The Santanoni Preserve was once a private estate of approximately 13,000 acres (53 km²) in the Adirondack Mountains, and now is the property of the State of New York, at Newcomb, New York.

Santanoni Preserve was established by Robert C. Pruyn (1847–1934), a prominent Albany banker and businessman. Acquiring about 12,900 acres (52.2 km²) in the Town of Newcomb, just south of the Adirondack High Peaks, Pruyn employed the distinguished architect Robert H. Robertson (1849–1914) to design a summer residential complex. Robert C. Pruyn's heirs in 1953 sold the Santanoni Preserve to the Melvin family, leaders in the business and professional community of Syracuse, New York.

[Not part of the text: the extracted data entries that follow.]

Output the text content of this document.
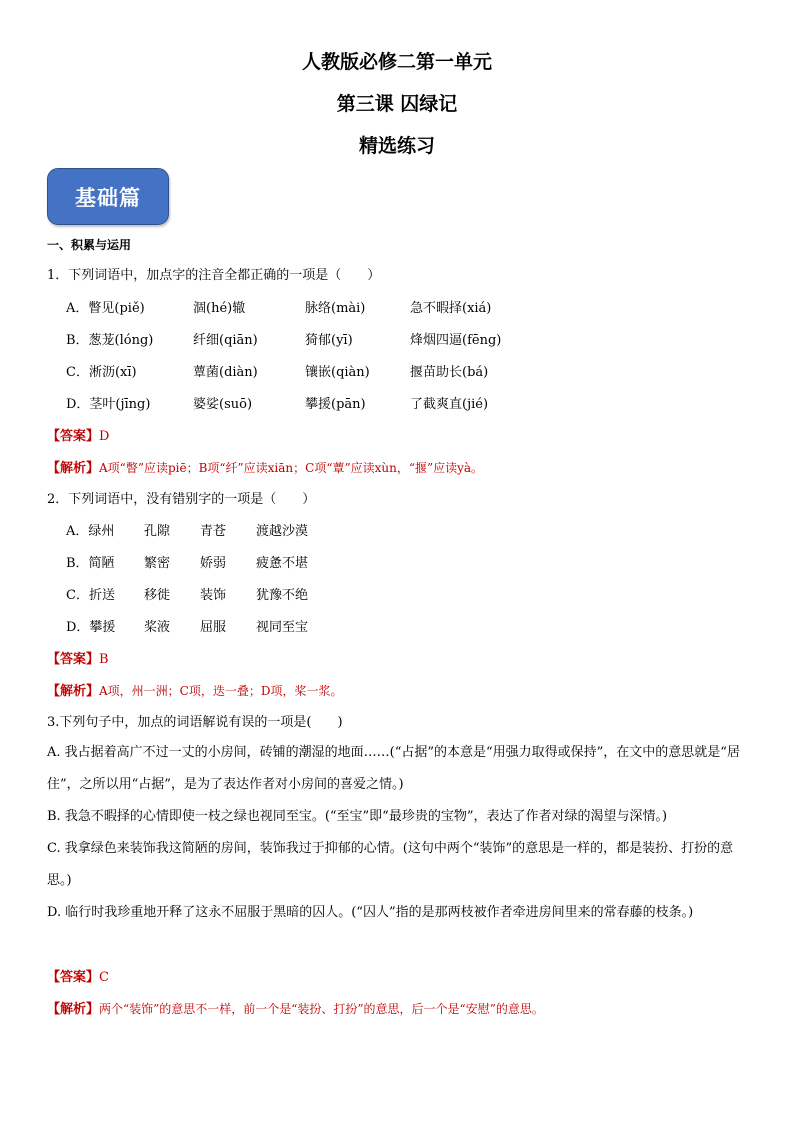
人教版必修二第一单元
第三课 囚绿记
精选练习
基础篇
一、积累与运用
1．下列词语中，加点字的注音全都正确的一项是（　　）
A．瞥见(piě)	涸(hé)辙	脉络(mài)	急不暇择(xiá)
B．葱茏(lóng)	纤细(qiān)	猗郁(yī)	烽烟四逼(fēng)
C．淅沥(xī)	蕈菌(diàn)	镶嵌(qiàn)	揠苗助长(bá)
D．茎叶(jīng)	婆娑(suō)	攀援(pān)	了截爽直(jié)
【答案】D
【解析】A项“瞥”应读piē；B项“纤”应读xiān；C项“蕈”应读xùn，“揠”应读yà。
2．下列词语中，没有错别字的一项是（　　）
A．绿州 孔隙 青苍 渡越沙漠
B．简陋 繁密 娇弱 疲惫不堪
C．折送 移徙 装饰 犹豫不绝
D．攀援 桨液 屈服 视同至宝
【答案】B
【解析】A项，州一洲；C项，迭一叠；D项，桨一浆。
3.下列句子中，加点的词语解说有误的一项是(　　)
A. 我占据着高广不过一丈的小房间，砖铺的潮湿的地面……(“占据”的本意是“用强力取得或保持”，在文中的意思就是“居住”，之所以用“占据”，是为了表达作者对小房间的喜爱之情。)
B. 我急不暇择的心情即使一枝之绿也视同至宝。(“至宝”即“最珍贵的宝物”，表达了作者对绿的渴望与深情。)
C. 我拿绿色来装饰我这简陋的房间，装饰我过于抑郁的心情。(这句中两个“装饰”的意思是一样的，都是装扮、打扮的意思。)
D. 临行时我珍重地开释了这永不屈服于黑暗的囚人。(“囚人”指的是那两枝被作者牵进房间里来的常春藤的枝条。)
【答案】C
【解析】两个“装饰”的意思不一样，前一个是“装扮、打扮”的意思，后一个是“安慰”的意思。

The Melvin family continued to enjoy the camp for almost twenty more years, although maintaining it on a simpler scale. In 1971, one of the Melvins' grandchildren, eight-year-old Douglas Legg, disappeared in the forest at Santanoni and was never seen again. The family, not caring to return to the scene of this tragedy, quickly contracted with the newly formed Adirondack Conservancy Committee of The Nature Conservancy to purchase the entire Santanoni Preserve. The furnishings were removed, and the Conservancy then resold the property to the state of New York for incorporation into the State Forest Preserve.

For two decades Camp Santanoni buildings were inadequately maintained by the state, since the intent, as required by the Article Fourteen of the New York State Constitution (providing for retention of Adirondack wilderness) was to remove improvements in order to return the Santanoni Preserve to a "forever wild' condition.

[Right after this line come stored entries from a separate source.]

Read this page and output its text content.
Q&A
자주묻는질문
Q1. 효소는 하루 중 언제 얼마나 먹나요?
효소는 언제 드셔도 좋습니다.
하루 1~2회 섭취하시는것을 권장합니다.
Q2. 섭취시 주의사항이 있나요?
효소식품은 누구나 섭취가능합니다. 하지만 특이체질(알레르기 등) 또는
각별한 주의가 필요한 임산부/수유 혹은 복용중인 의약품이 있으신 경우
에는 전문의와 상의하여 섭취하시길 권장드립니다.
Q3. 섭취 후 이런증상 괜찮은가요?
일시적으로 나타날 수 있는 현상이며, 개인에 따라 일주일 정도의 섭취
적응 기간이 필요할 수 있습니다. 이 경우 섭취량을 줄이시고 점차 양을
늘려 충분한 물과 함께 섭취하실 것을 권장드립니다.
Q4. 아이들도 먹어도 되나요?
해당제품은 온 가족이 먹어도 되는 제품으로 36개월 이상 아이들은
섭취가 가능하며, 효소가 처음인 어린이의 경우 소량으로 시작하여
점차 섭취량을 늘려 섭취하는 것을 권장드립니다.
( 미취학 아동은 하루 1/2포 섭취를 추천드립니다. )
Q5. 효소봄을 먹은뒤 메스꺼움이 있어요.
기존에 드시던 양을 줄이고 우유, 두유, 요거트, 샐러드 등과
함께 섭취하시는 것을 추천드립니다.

A residential complex of about forty-five buildings within the Santanoni Preserve, Camp Santanoni was one of the earliest examples of the "Great Camps of the Adirondacks". The complex now is known as the Camp Santanoni Historic Area and is a National Historic Landmark. At the time of completion, Camp Santanoni was regarded as the grandest of all such Adirondack camps.

Camp Santanoni has three main groupings of buildings:The Gate Lodge complex; the farm complex; and the Main Camp. The Robert H. Robertson buildings for the Main Camp were built in 1892–93. The farm buildings were designed around 1902 by Edward Burnett, the leading farm designer of the time. The Gate Lodge was designed in 1905 by William Adams Delano of the New York City architectural firm of Delano and Aldrich.